I can’t write about Somebody Somewhere without mentioning music. Early in the season, Joel invites Sam to Choir Practice, a secular group-therapy-meets-glee-club held secretly in a shopping mall church. During Choir Practice Sam realizes there’s more to her town than meets the eye. It’s where she’s peer pressured into singing live, even receiving a standing ovation for her powerhouse rendition of Janis Joplin’s “Piece of My Heart.” Choir Practice is where she begins to find community in a place that probably felt pretty lonely at times. However, these characters are only able to have this periodic celebration of the self under the guise of religious worship. Joel has to lie in order to have these meetings, the stress of which manifests physically as a rash. This periodic booze-fueled gathering is an example of how the show uses music as a disarming tactic, creating a sense of comfort and providing a way for characters to bond. How can you not relax when you walk into a church, expecting to sing hymns, only to find people socializing while drinking party juice, and then the first song of the night is “Conga” by Gloria Estefan?

In the season finale, Sam finally sings original songs, and this is the moment that longtime Everette fans have been waiting for. Up until this point, there has been a lot of talk about Sam’s talent as a songwriter, but she hasn’t sung an original tune yet because it’s too painful and reminds her of Holly. After having some edibles in Choir Practice emcee Fred Rococo’s bomb shelter/man cave during a poker night, Sam is coaxed into singing a raunchy tune, “Put Your Dick Away.” If you’re familiar with Everette’s stand up, then you’ve heard a version of this song before, and it’s hilarious.

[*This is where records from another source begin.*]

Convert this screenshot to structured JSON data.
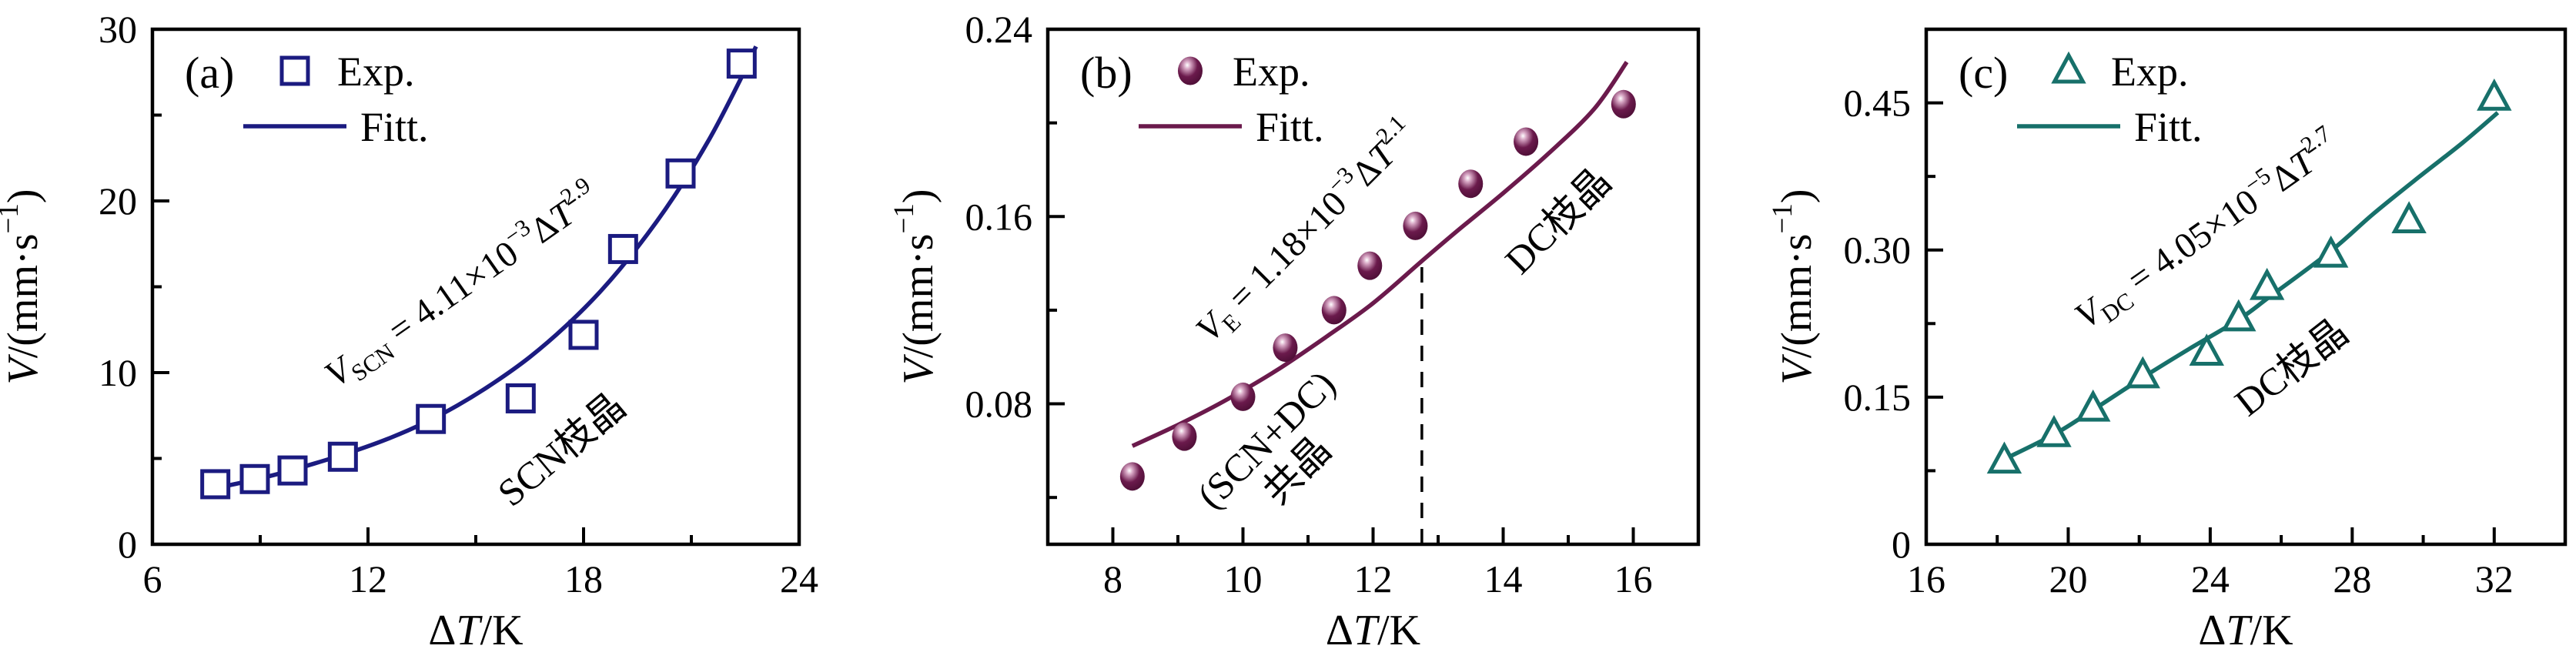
{
  "figure": {
    "background": "#ffffff",
    "text_color": "#000000",
    "axis_color": "#000000"
  },
  "chart_data": [
    {
      "type": "scatter",
      "panel_label": "(a)",
      "series_color": "#1b1b80",
      "marker": "square-open",
      "legend": {
        "exp_label": "Exp.",
        "fit_label": "Fitt."
      },
      "xlabel_segments": [
        {
          "t": "Δ"
        },
        {
          "t": "T",
          "i": 1
        },
        {
          "t": "/K"
        }
      ],
      "ylabel_segments": [
        {
          "t": "V",
          "i": 1
        },
        {
          "t": "/(mm·s"
        },
        {
          "t": "−1",
          "sup": 1
        },
        {
          "t": ")"
        }
      ],
      "xlabel_plain": "ΔT/K",
      "ylabel_plain": "V/(mm·s−1)",
      "xlim": [
        6,
        24
      ],
      "ylim": [
        0,
        30
      ],
      "xticks_major": [
        {
          "v": 6,
          "label": "6"
        },
        {
          "v": 12,
          "label": "12"
        },
        {
          "v": 18,
          "label": "18"
        },
        {
          "v": 24,
          "label": "24"
        }
      ],
      "xticks_minor": [
        9,
        15,
        21
      ],
      "yticks_major": [
        {
          "v": 0,
          "label": "0"
        },
        {
          "v": 10,
          "label": "10"
        },
        {
          "v": 20,
          "label": "20"
        },
        {
          "v": 30,
          "label": "30"
        }
      ],
      "yticks_minor": [
        5,
        15,
        25
      ],
      "points": [
        [
          7.75,
          3.5
        ],
        [
          8.85,
          3.8
        ],
        [
          9.9,
          4.3
        ],
        [
          11.3,
          5.1
        ],
        [
          13.75,
          7.3
        ],
        [
          16.25,
          8.5
        ],
        [
          18.0,
          12.2
        ],
        [
          19.1,
          17.2
        ],
        [
          20.7,
          21.6
        ],
        [
          22.4,
          28.0
        ]
      ],
      "fit_curve": [
        [
          7.6,
          3.2
        ],
        [
          8.5,
          3.6
        ],
        [
          9.5,
          4.1
        ],
        [
          10.5,
          4.7
        ],
        [
          11.5,
          5.35
        ],
        [
          12.5,
          6.1
        ],
        [
          13.5,
          7.0
        ],
        [
          14.5,
          8.1
        ],
        [
          15.5,
          9.4
        ],
        [
          16.5,
          10.9
        ],
        [
          17.5,
          12.7
        ],
        [
          18.5,
          14.8
        ],
        [
          19.5,
          17.3
        ],
        [
          20.5,
          20.2
        ],
        [
          21.5,
          23.6
        ],
        [
          22.3,
          26.8
        ],
        [
          22.8,
          29.0
        ]
      ],
      "equation": {
        "plain": "V_SCN = 4.11×10^−3 ΔT^2.9",
        "segments": [
          {
            "t": "V",
            "i": 1
          },
          {
            "t": "SCN",
            "sub": 1
          },
          {
            "t": " = 4.11×10"
          },
          {
            "t": "−3",
            "sup": 1
          },
          {
            "t": "Δ"
          },
          {
            "t": "T",
            "i": 1
          },
          {
            "t": "2.9",
            "sup": 1
          }
        ],
        "x": 14.8,
        "y": 14.5,
        "angle": -35
      },
      "annotations": [
        {
          "lines": [
            "SCN枝晶"
          ],
          "x": 17.4,
          "y": 5.5,
          "angle": -40
        }
      ]
    },
    {
      "type": "scatter",
      "panel_label": "(b)",
      "series_color": "#6b1a4c",
      "marker": "sphere",
      "sphere_gradient": {
        "highlight": "#ffffff",
        "mid": "#d7a6c4",
        "base": "#6b1a4c",
        "dark": "#4c0e35"
      },
      "legend": {
        "exp_label": "Exp.",
        "fit_label": "Fitt."
      },
      "xlabel_segments": [
        {
          "t": "Δ"
        },
        {
          "t": "T",
          "i": 1
        },
        {
          "t": "/K"
        }
      ],
      "ylabel_segments": [
        {
          "t": "V",
          "i": 1
        },
        {
          "t": "/(mm·s"
        },
        {
          "t": "−1",
          "sup": 1
        },
        {
          "t": ")"
        }
      ],
      "xlabel_plain": "ΔT/K",
      "ylabel_plain": "V/(mm·s−1)",
      "xlim": [
        7,
        17
      ],
      "ylim": [
        0.02,
        0.24
      ],
      "xticks_major": [
        {
          "v": 8,
          "label": "8"
        },
        {
          "v": 10,
          "label": "10"
        },
        {
          "v": 12,
          "label": "12"
        },
        {
          "v": 14,
          "label": "14"
        },
        {
          "v": 16,
          "label": "16"
        }
      ],
      "xticks_minor": [
        9,
        11,
        13,
        15
      ],
      "yticks_major": [
        {
          "v": 0.08,
          "label": "0.08"
        },
        {
          "v": 0.16,
          "label": "0.16"
        },
        {
          "v": 0.24,
          "label": "0.24"
        }
      ],
      "yticks_minor": [
        0.04,
        0.12,
        0.2
      ],
      "points": [
        [
          8.3,
          0.049
        ],
        [
          9.1,
          0.066
        ],
        [
          10.0,
          0.083
        ],
        [
          10.65,
          0.104
        ],
        [
          11.4,
          0.12
        ],
        [
          11.95,
          0.139
        ],
        [
          12.65,
          0.156
        ],
        [
          13.5,
          0.174
        ],
        [
          14.35,
          0.192
        ],
        [
          15.85,
          0.208
        ]
      ],
      "fit_curve": [
        [
          8.3,
          0.062
        ],
        [
          9.0,
          0.071
        ],
        [
          9.7,
          0.081
        ],
        [
          10.5,
          0.094
        ],
        [
          11.3,
          0.109
        ],
        [
          12.0,
          0.123
        ],
        [
          12.75,
          0.141
        ],
        [
          13.3,
          0.154
        ],
        [
          14.0,
          0.17
        ],
        [
          14.7,
          0.187
        ],
        [
          15.4,
          0.206
        ],
        [
          15.9,
          0.226
        ]
      ],
      "dashed_line": {
        "x": 12.75,
        "y0": 0.02,
        "y1": 0.141
      },
      "equation": {
        "plain": "V_E = 1.18×10^−3 ΔT^2.1",
        "segments": [
          {
            "t": "V",
            "i": 1
          },
          {
            "t": "E",
            "sub": 1
          },
          {
            "t": " = 1.18×10"
          },
          {
            "t": "−3",
            "sup": 1
          },
          {
            "t": "Δ"
          },
          {
            "t": "T",
            "i": 1
          },
          {
            "t": "2.1",
            "sup": 1
          }
        ],
        "x": 11.1,
        "y": 0.15,
        "angle": -45
      },
      "annotations": [
        {
          "lines": [
            "(SCN+DC)",
            "共晶"
          ],
          "x": 10.6,
          "y": 0.058,
          "angle": -45
        },
        {
          "lines": [
            "DC枝晶"
          ],
          "x": 14.85,
          "y": 0.158,
          "angle": -45
        }
      ]
    },
    {
      "type": "scatter",
      "panel_label": "(c)",
      "series_color": "#17706a",
      "marker": "triangle-open",
      "legend": {
        "exp_label": "Exp.",
        "fit_label": "Fitt."
      },
      "xlabel_segments": [
        {
          "t": "Δ"
        },
        {
          "t": "T",
          "i": 1
        },
        {
          "t": "/K"
        }
      ],
      "ylabel_segments": [
        {
          "t": "V",
          "i": 1
        },
        {
          "t": "/(mm·s"
        },
        {
          "t": "−1",
          "sup": 1
        },
        {
          "t": ")"
        }
      ],
      "xlabel_plain": "ΔT/K",
      "ylabel_plain": "V/(mm·s−1)",
      "xlim": [
        16,
        34
      ],
      "ylim": [
        0,
        0.525
      ],
      "xticks_major": [
        {
          "v": 16,
          "label": "16"
        },
        {
          "v": 20,
          "label": "20"
        },
        {
          "v": 24,
          "label": "24"
        },
        {
          "v": 28,
          "label": "28"
        },
        {
          "v": 32,
          "label": "32"
        }
      ],
      "xticks_minor": [
        18,
        22,
        26,
        30
      ],
      "yticks_major": [
        {
          "v": 0,
          "label": "0"
        },
        {
          "v": 0.15,
          "label": "0.15"
        },
        {
          "v": 0.3,
          "label": "0.30"
        },
        {
          "v": 0.45,
          "label": "0.45"
        }
      ],
      "yticks_minor": [
        0.075,
        0.225,
        0.375
      ],
      "points": [
        [
          18.2,
          0.085
        ],
        [
          19.6,
          0.112
        ],
        [
          20.7,
          0.138
        ],
        [
          22.1,
          0.172
        ],
        [
          23.9,
          0.195
        ],
        [
          24.8,
          0.23
        ],
        [
          25.6,
          0.262
        ],
        [
          27.4,
          0.295
        ],
        [
          29.6,
          0.33
        ],
        [
          32.0,
          0.455
        ]
      ],
      "fit_curve": [
        [
          18.1,
          0.085
        ],
        [
          19.6,
          0.112
        ],
        [
          20.7,
          0.137
        ],
        [
          22.1,
          0.17
        ],
        [
          23.4,
          0.199
        ],
        [
          24.8,
          0.229
        ],
        [
          25.7,
          0.253
        ],
        [
          27.4,
          0.299
        ],
        [
          28.6,
          0.337
        ],
        [
          29.9,
          0.375
        ],
        [
          31.1,
          0.409
        ],
        [
          32.1,
          0.44
        ]
      ],
      "equation": {
        "plain": "V_DC = 4.05×10^−5 ΔT^2.7",
        "segments": [
          {
            "t": "V",
            "i": 1
          },
          {
            "t": "DC",
            "sub": 1
          },
          {
            "t": " = 4.05×10"
          },
          {
            "t": "−5",
            "sup": 1
          },
          {
            "t": "Δ"
          },
          {
            "t": "T",
            "i": 1
          },
          {
            "t": "2.7",
            "sup": 1
          }
        ],
        "x": 24.1,
        "y": 0.31,
        "angle": -35
      },
      "annotations": [
        {
          "lines": [
            "DC枝晶"
          ],
          "x": 26.3,
          "y": 0.18,
          "angle": -38
        }
      ]
    }
  ]
}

Sam’s performance is high energy, funny, and just what the doctor ordered. Then the show changes gears, and we follow the poker crew on Fred’s purple party bus (because of course there’s a party bus) to the Miller family’s barn, and Sam sings a dong-less song written for Joel. Contrasting her previous number, the untitled song is a lovely soft piano ballad about how he helped her find friendship, herself, and “brought [her] home.” It’s a deep, gut wrenching tribute to platonic love. Everette sings beautifully with unquestionable sincerity, an earnestness that prevails throughout the entire season.

When Sam’s finished, Fred is bummed out and immediately wants to resume the party. Joel disagrees and says, “Let’s just stay in the moment for a little bit, Fred.” I want to believe the show is referencing itself here. It’s tempting to simply call the show heartwarming, which is accurate, but it’s not enough to describe the nuances and multitudes Somebody Somewhere contains. It doesn’t cover the lengths that the show goes to in order to provide that warm feeling. The sadness, frustrations, and anger in these characters’ lives should not be overlooked in such a layered and multifaceted series. I pressed play on Somebody Somewhere looking for a temporary escape from reality, but I’m glad I found something deeper instead.